Джед впервые услышал это выражение, но сразу понял его смысл. В коммунистическом Вьетнаме детям американских отцов, будь они белыми, черными или коричневыми, придется хлебнуть немало горя.
Отпустив руку Джеда, сестра Джоанна продолжала:
— Ходят разговоры, что ответственные за эвакуацию будут проводить вьетнамских женщин, имеющих детей от американцев, через свою систему, не задавая им никаких вопросов. Даже laissez - passer[21] ей выправлять не придется.
Джед тоже слышал нечто в этом роде. В ожидании появления ребенка со дня на день он рассчитывал, что наполовину американское дитя поможет Там с выездом, и не торопился делать последние приготовления к отъезду из Сайгона, хотя поступила директива эвакуировать весь «второстепенный» американский персонал. А кто может быть «второстепеннее» архитектора и студентки-второкурсницы? Тем не менее, ни он, ни Ребекка — прекрасная и задиристая, как всегда — не уехали бы из Сайгона без Там, для которой ребенок мог послужить чем-то вроде выездного билета.
И все же, если бы Там могла выдержать тяготы дороги, он и Ребекка увезли бы ее как можно скорее — любым способом. У Там не было особого статуса, позволившего бы ей эвакуироваться из страны, но они что-нибудь да придумали бы.

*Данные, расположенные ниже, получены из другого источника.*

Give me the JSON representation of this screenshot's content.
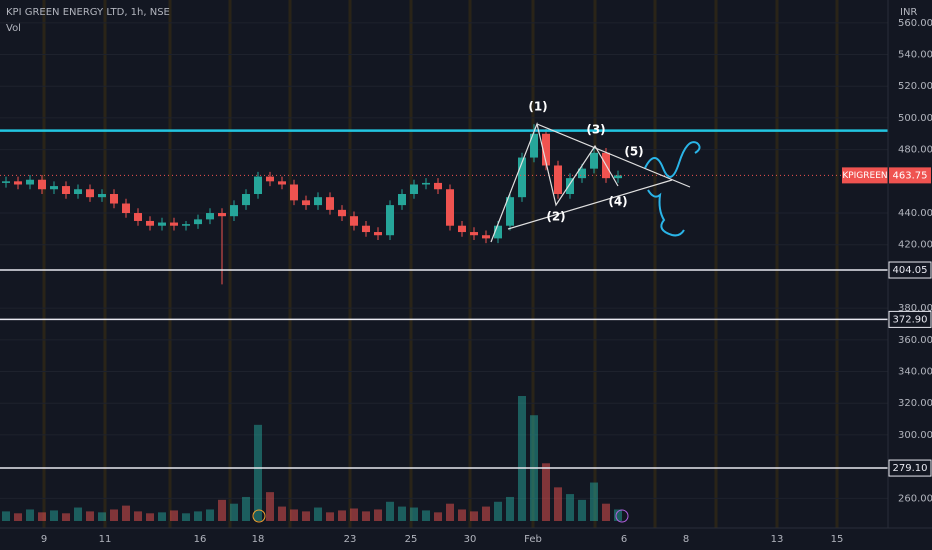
{
  "chart_data": {
    "type": "candlestick",
    "title": "KPI GREEN ENERGY LTD, 1h, NSE",
    "volume_label": "Vol",
    "currency": "INR",
    "up_color": "#26a69a",
    "down_color": "#ef5350",
    "x_labels": [
      "9",
      "11",
      "16",
      "18",
      "23",
      "25",
      "30",
      "Feb",
      "6",
      "8",
      "13",
      "15"
    ],
    "open": [
      459,
      460,
      458,
      461,
      455,
      457,
      452,
      455,
      450,
      452,
      446,
      440,
      435,
      432,
      434,
      432,
      433,
      436,
      440,
      438,
      445,
      452,
      463,
      460,
      458,
      448,
      445,
      450,
      442,
      438,
      432,
      428,
      426,
      445,
      452,
      458,
      459,
      455,
      432,
      428,
      426,
      424,
      432,
      450,
      475,
      490,
      470,
      452,
      462,
      468,
      478,
      462
    ],
    "high": [
      463,
      463,
      464,
      464,
      460,
      460,
      458,
      458,
      455,
      455,
      449,
      443,
      438,
      437,
      437,
      435,
      439,
      443,
      443,
      448,
      455,
      466,
      466,
      463,
      461,
      451,
      453,
      453,
      445,
      441,
      435,
      431,
      448,
      455,
      461,
      462,
      462,
      458,
      435,
      431,
      429,
      435,
      453,
      478,
      496,
      493,
      473,
      465,
      471,
      481,
      481,
      466.75
    ],
    "low": [
      456,
      455,
      455,
      452,
      452,
      449,
      449,
      447,
      447,
      443,
      437,
      432,
      429,
      429,
      429,
      429,
      430,
      433,
      395,
      435,
      442,
      449,
      457,
      455,
      445,
      442,
      442,
      439,
      435,
      429,
      425,
      423,
      423,
      442,
      449,
      455,
      452,
      429,
      425,
      423,
      421,
      421,
      429,
      447,
      472,
      467,
      449,
      449,
      459,
      465,
      459,
      459
    ],
    "close": [
      460,
      458,
      461,
      455,
      457,
      452,
      455,
      450,
      452,
      446,
      440,
      435,
      432,
      434,
      432,
      433,
      436,
      440,
      438,
      445,
      452,
      463,
      460,
      458,
      448,
      445,
      450,
      442,
      438,
      432,
      428,
      426,
      445,
      452,
      458,
      459,
      455,
      432,
      428,
      426,
      424,
      432,
      450,
      475,
      490,
      470,
      452,
      462,
      468,
      478,
      462,
      463.75
    ],
    "volume": [
      10,
      8,
      12,
      9,
      11,
      8,
      14,
      10,
      9,
      12,
      16,
      10,
      8,
      9,
      11,
      8,
      10,
      12,
      22,
      18,
      25,
      100,
      30,
      15,
      12,
      10,
      14,
      9,
      11,
      13,
      10,
      12,
      20,
      15,
      14,
      11,
      9,
      18,
      12,
      10,
      15,
      20,
      25,
      130,
      110,
      60,
      35,
      28,
      22,
      40,
      18,
      12
    ],
    "ylim": [
      245.7,
      574.4
    ],
    "yticks": [
      {
        "value": 560,
        "label": "560.00"
      },
      {
        "value": 540,
        "label": "540.00"
      },
      {
        "value": 520,
        "label": "520.00"
      },
      {
        "value": 500,
        "label": "500.00"
      },
      {
        "value": 480,
        "label": "480.00"
      },
      {
        "value": 440,
        "label": "440.00"
      },
      {
        "value": 420,
        "label": "420.00"
      },
      {
        "value": 380,
        "label": "380.00"
      },
      {
        "value": 360,
        "label": "360.00"
      },
      {
        "value": 340,
        "label": "340.00"
      },
      {
        "value": 320,
        "label": "320.00"
      },
      {
        "value": 300,
        "label": "300.00"
      },
      {
        "value": 260,
        "label": "260.00"
      }
    ],
    "resistance": {
      "value": 492,
      "color": "#22c5e0"
    },
    "levels": [
      {
        "value": 404.05,
        "label": "404.05"
      },
      {
        "value": 372.9,
        "label": "372.90"
      },
      {
        "value": 279.1,
        "label": "279.10"
      }
    ],
    "last_price": {
      "name": "KPIGREEN",
      "value": 463.75,
      "label": "463.75"
    },
    "annotations": [
      "(1)",
      "(2)",
      "(3)",
      "(4)",
      "(5)"
    ]
  }
}
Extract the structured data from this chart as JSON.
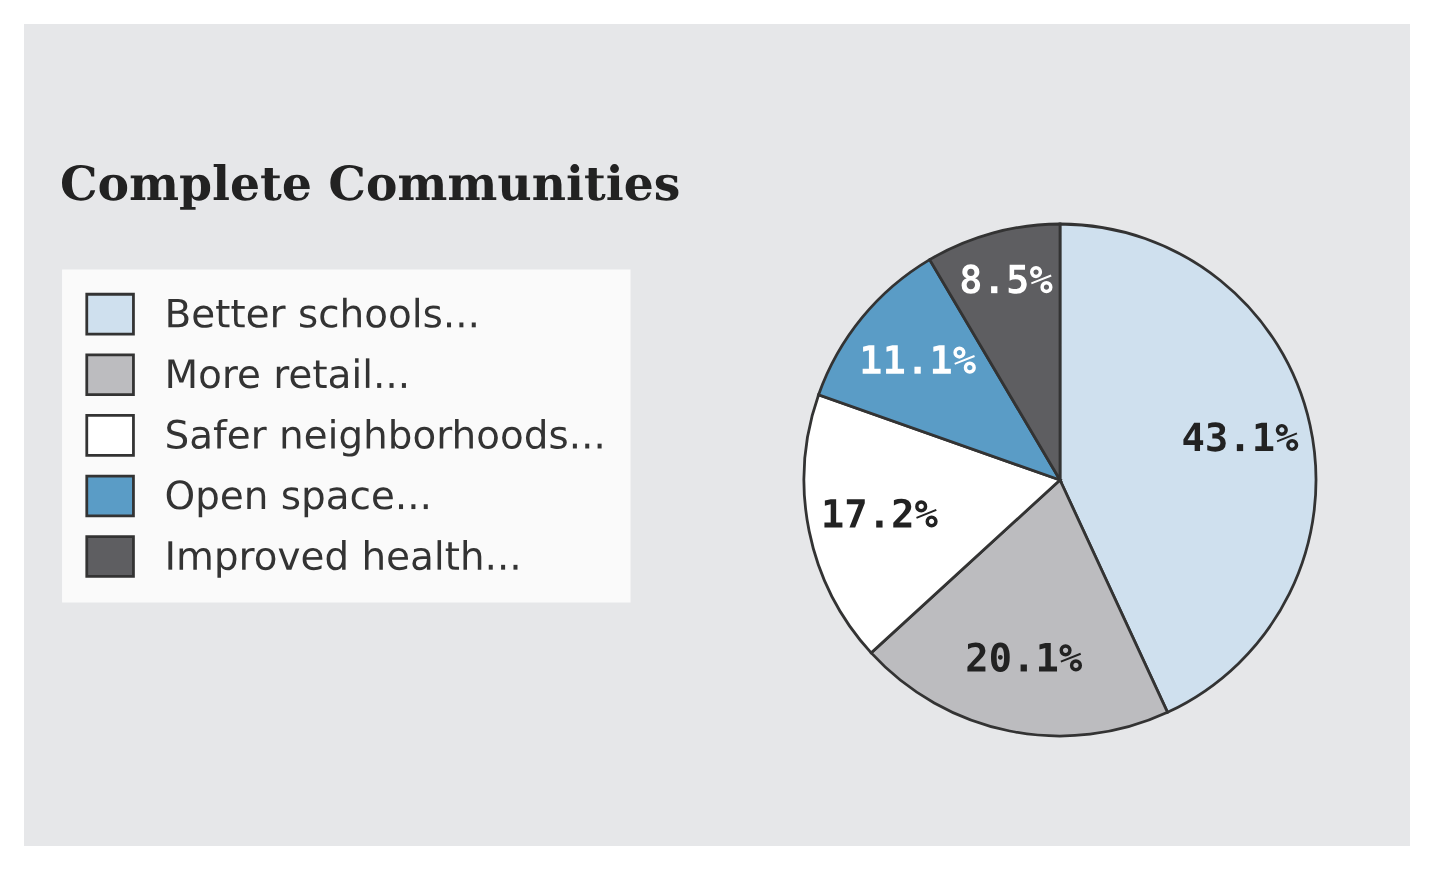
{
  "chart_data": {
    "type": "pie",
    "title": "Complete Communities",
    "categories": [
      "Better schools...",
      "More retail...",
      "Safer neighborhoods...",
      "Open space...",
      "Improved health..."
    ],
    "values": [
      43.1,
      20.1,
      17.2,
      11.1,
      8.5
    ],
    "colors": [
      "#cfe0ee",
      "#bcbcbf",
      "#ffffff",
      "#5a9cc6",
      "#5e5e61"
    ],
    "value_labels": [
      "43.1%",
      "20.1%",
      "17.2%",
      "11.1%",
      "8.5%"
    ],
    "legend": "left"
  }
}
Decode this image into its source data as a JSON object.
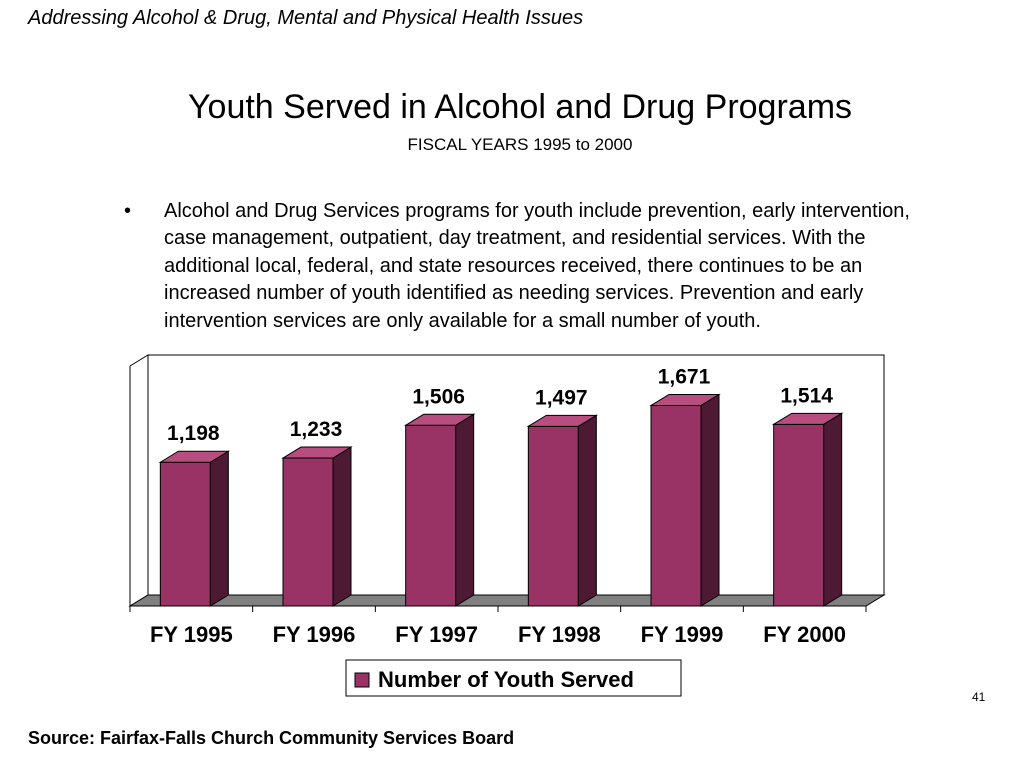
{
  "header_note": "Addressing Alcohol & Drug, Mental and Physical Health Issues",
  "title": "Youth Served in Alcohol and Drug Programs",
  "subtitle": "FISCAL YEARS 1995 to 2000",
  "bullet": {
    "marker": "•",
    "text": "Alcohol and Drug Services programs for youth include prevention, early intervention, case management, outpatient, day treatment, and residential services.  With the additional local, federal, and state resources received, there continues to be an increased number of youth identified as needing services.  Prevention and early intervention services are only available for a small number of youth."
  },
  "page_number": "41",
  "source": "Source:  Fairfax-Falls Church Community Services Board",
  "chart_data": {
    "type": "bar",
    "style": "3d",
    "categories": [
      "FY 1995",
      "FY 1996",
      "FY 1997",
      "FY 1998",
      "FY 1999",
      "FY 2000"
    ],
    "series": [
      {
        "name": "Number of Youth Served",
        "values": [
          1198,
          1233,
          1506,
          1497,
          1671,
          1514
        ],
        "labels": [
          "1,198",
          "1,233",
          "1,506",
          "1,497",
          "1,671",
          "1,514"
        ],
        "color": "#993366",
        "side_color": "#4D1933"
      }
    ],
    "ylim": [
      0,
      2000
    ],
    "grid": false,
    "legend_position": "bottom"
  }
}
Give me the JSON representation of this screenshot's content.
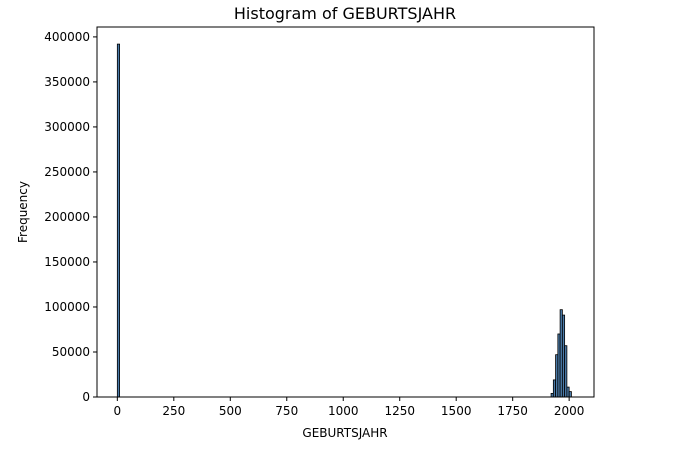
{
  "chart_data": {
    "type": "bar",
    "title": "Histogram of GEBURTSJAHR",
    "xlabel": "GEBURTSJAHR",
    "ylabel": "Frequency",
    "xlim": [
      -90,
      2110
    ],
    "ylim": [
      0,
      411000
    ],
    "x_ticks": [
      0,
      250,
      500,
      750,
      1000,
      1250,
      1500,
      1750,
      2000
    ],
    "y_ticks": [
      0,
      50000,
      100000,
      150000,
      200000,
      250000,
      300000,
      350000,
      400000
    ],
    "bin_width": 10,
    "bar_color": "#4a7aa8",
    "edge_color": "#000000",
    "bins": [
      {
        "x": 0,
        "value": 392000
      },
      {
        "x": 1920,
        "value": 4000
      },
      {
        "x": 1930,
        "value": 19000
      },
      {
        "x": 1940,
        "value": 47000
      },
      {
        "x": 1950,
        "value": 70000
      },
      {
        "x": 1960,
        "value": 97000
      },
      {
        "x": 1970,
        "value": 91000
      },
      {
        "x": 1980,
        "value": 57000
      },
      {
        "x": 1990,
        "value": 11000
      },
      {
        "x": 2000,
        "value": 6000
      }
    ]
  }
}
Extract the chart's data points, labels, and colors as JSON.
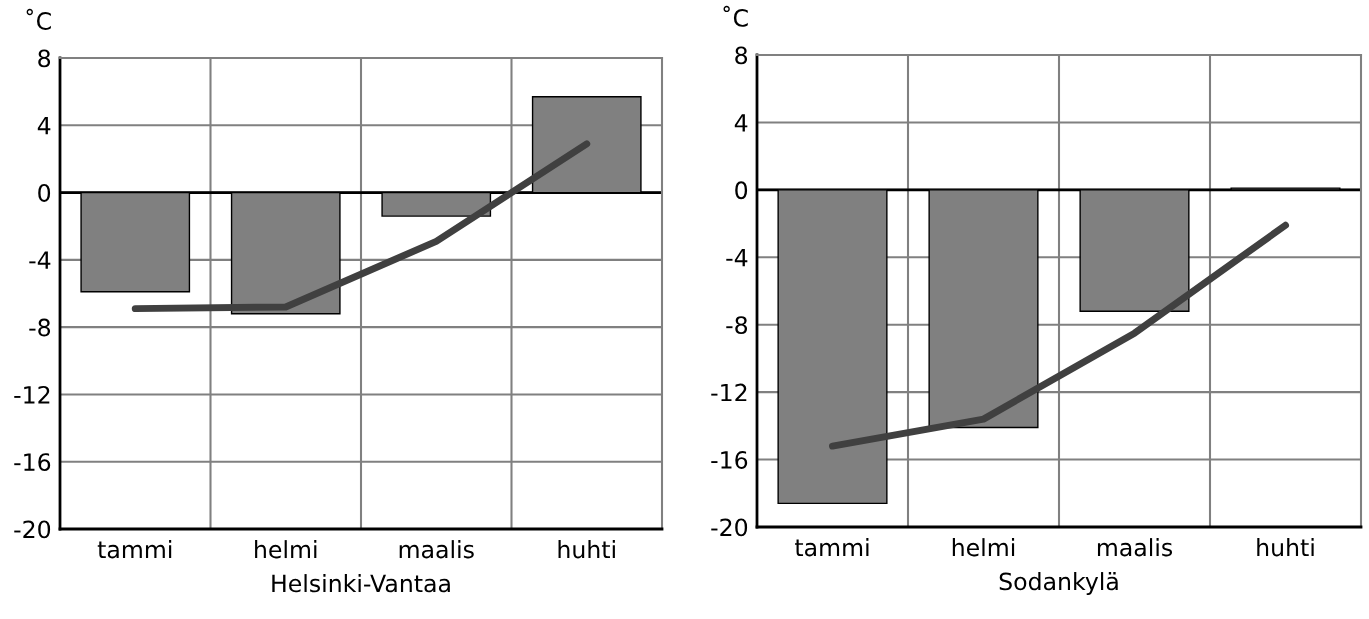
{
  "chart_data": [
    {
      "type": "bar",
      "xlabel": "Helsinki-Vantaa",
      "ylabel": "˚C",
      "categories": [
        "tammi",
        "helmi",
        "maalis",
        "huhti"
      ],
      "series": [
        {
          "color": "#808080",
          "values": [
            -5.9,
            -7.2,
            -1.4,
            5.7
          ]
        },
        {
          "type": "line",
          "color": "#404040",
          "values": [
            -6.9,
            -6.8,
            -2.9,
            2.9
          ]
        }
      ],
      "ylim": [
        -20,
        8
      ],
      "yticks": [
        -20,
        -16,
        -12,
        -8,
        -4,
        0,
        4,
        8
      ],
      "grid": true,
      "marker": "none",
      "line_style": "solid",
      "ref_lines": [
        {
          "axis": "y",
          "value": 0,
          "color": "#000000"
        }
      ]
    },
    {
      "type": "bar",
      "xlabel": "Sodankylä",
      "ylabel": "˚C",
      "categories": [
        "tammi",
        "helmi",
        "maalis",
        "huhti"
      ],
      "series": [
        {
          "color": "#808080",
          "values": [
            -18.6,
            -14.1,
            -7.2,
            0.1
          ]
        },
        {
          "type": "line",
          "color": "#404040",
          "values": [
            -15.2,
            -13.6,
            -8.5,
            -2.1
          ]
        }
      ],
      "ylim": [
        -20,
        8
      ],
      "yticks": [
        -20,
        -16,
        -12,
        -8,
        -4,
        0,
        4,
        8
      ],
      "grid": true,
      "marker": "none",
      "line_style": "solid",
      "ref_lines": [
        {
          "axis": "y",
          "value": 0,
          "color": "#000000"
        }
      ]
    }
  ]
}
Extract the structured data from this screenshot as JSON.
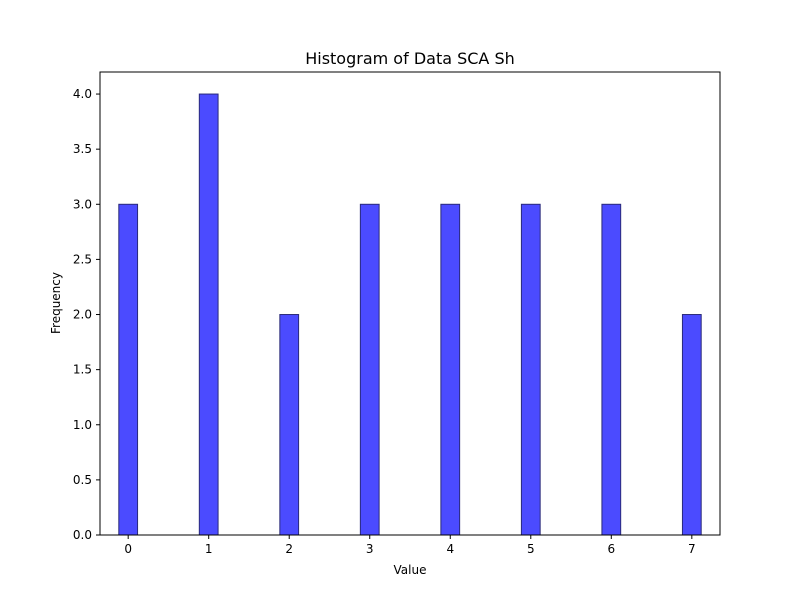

Проблема заключалась в том, что Республика Вьетнам гибла стремительно и неотвратимо. Американский посол Грэхем Мартин не имел ни времени, ни возможностей эвакуировать всех тех вьетнамцев, кому при коммунистическом режиме грозила тюрьма. Первой его заботой были остававшиеся в стране американцы. Но и их надо было эвакуировать без лишнего шума, иначе среди населения, увидевшего, что американцы удирают, поднялась бы паника. Вьетнамцы боролись бы с американцами и друг с другом за дефицитное место на самолетах и вертолетах... перегрузки, стрельба, гибнущие, смятые в давке дети... Вьетнамские солдаты, призванные защищать мирных жителей, убивали и калечили бы их, спасая собственную шкуру. Одним словом, паника.
Все это уже случилось месяц тому назад в Дананге.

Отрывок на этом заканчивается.